Only a few SM have been tested under laboratory conditions with a limited number of targeted pathogens. In particular, more bioassays should be carried out to test the bioactivity of specific SM molecules, specially increasing the range of targeted plant pathogens and parasites. These assays should be followed by pilot greenhouse trials to assess the effectiveness of the studied SM in more natural scenarios. Focus should also be placed on understanding their specificity; biosafety, and environmental impact to nontarget organism. Specifically, studies should be conducted to evaluate their allergenicity and toxinogencity on plants, animals, and humans.

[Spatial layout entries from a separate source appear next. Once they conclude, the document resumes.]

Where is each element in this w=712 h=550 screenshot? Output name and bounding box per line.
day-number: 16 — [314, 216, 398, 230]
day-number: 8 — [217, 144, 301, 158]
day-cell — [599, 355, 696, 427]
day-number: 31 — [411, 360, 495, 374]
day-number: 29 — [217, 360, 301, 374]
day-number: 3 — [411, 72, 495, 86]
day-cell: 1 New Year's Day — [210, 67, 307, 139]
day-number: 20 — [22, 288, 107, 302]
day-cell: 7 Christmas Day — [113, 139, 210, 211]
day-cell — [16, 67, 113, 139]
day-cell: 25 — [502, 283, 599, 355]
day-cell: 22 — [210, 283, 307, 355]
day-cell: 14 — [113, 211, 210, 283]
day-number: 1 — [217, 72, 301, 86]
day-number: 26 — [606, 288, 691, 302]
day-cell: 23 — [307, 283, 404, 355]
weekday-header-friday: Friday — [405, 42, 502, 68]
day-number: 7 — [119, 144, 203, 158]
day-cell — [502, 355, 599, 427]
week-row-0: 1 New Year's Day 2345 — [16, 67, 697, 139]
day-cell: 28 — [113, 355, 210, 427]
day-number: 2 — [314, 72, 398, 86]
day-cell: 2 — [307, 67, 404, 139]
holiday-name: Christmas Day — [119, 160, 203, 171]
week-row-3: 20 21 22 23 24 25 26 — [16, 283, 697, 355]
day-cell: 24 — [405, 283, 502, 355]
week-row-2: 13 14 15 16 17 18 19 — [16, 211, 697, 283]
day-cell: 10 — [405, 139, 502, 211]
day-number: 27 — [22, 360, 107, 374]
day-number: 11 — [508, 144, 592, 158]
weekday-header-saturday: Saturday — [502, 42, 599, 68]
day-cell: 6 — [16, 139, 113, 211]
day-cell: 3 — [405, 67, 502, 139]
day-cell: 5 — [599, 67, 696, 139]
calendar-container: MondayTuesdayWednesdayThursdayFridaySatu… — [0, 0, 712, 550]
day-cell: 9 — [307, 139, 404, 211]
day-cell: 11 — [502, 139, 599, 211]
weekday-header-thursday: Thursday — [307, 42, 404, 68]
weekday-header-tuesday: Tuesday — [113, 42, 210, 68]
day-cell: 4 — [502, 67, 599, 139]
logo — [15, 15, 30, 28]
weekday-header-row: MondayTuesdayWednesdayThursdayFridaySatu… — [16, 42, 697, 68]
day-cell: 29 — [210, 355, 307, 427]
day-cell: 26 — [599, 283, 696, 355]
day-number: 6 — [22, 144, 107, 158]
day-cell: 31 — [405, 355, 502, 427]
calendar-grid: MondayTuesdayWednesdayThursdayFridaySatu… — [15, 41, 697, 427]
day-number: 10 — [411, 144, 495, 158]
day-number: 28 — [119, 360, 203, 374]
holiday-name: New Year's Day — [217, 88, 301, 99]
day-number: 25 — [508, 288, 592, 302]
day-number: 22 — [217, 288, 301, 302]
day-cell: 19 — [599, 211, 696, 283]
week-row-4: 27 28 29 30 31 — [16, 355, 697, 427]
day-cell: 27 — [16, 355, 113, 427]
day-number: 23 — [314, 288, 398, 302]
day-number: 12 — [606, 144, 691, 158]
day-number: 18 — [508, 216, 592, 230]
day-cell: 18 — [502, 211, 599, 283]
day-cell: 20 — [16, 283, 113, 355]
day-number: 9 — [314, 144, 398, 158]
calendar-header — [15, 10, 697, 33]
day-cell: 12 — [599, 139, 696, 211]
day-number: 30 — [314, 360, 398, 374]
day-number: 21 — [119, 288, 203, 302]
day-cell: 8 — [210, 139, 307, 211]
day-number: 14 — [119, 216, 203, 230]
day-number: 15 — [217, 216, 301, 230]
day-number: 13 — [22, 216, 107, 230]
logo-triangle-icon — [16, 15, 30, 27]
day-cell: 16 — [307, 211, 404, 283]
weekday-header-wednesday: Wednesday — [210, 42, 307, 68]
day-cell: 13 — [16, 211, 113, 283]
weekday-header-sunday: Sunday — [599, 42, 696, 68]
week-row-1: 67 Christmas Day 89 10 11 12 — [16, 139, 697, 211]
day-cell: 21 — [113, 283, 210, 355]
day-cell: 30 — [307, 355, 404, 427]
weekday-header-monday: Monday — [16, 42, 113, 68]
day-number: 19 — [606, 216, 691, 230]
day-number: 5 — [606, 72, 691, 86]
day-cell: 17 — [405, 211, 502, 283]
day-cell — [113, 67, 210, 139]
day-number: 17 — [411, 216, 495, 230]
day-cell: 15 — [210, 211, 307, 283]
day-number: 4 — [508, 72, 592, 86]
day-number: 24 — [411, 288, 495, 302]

Moving toward the commercial delivery of Photorhabdus SM as pesticides, efforts should be placed on their production at an industrial scale. Considerations should be made toward the evaluation of their shelf life and on their compatibility with additives and/or adjuvants that could potentially improve their application and stability as a final product (Montesinos, 2003).
There is no doubt that Photorhabdus represent an abundant and valuable source of bioactive and chemically novel compounds with potential for exploitation in agriculture. Indeed, we are yet in an infancy stage, but the promise that Photorhabdus SM warrant will continue to lead the path for further discoveries and applications into pest management.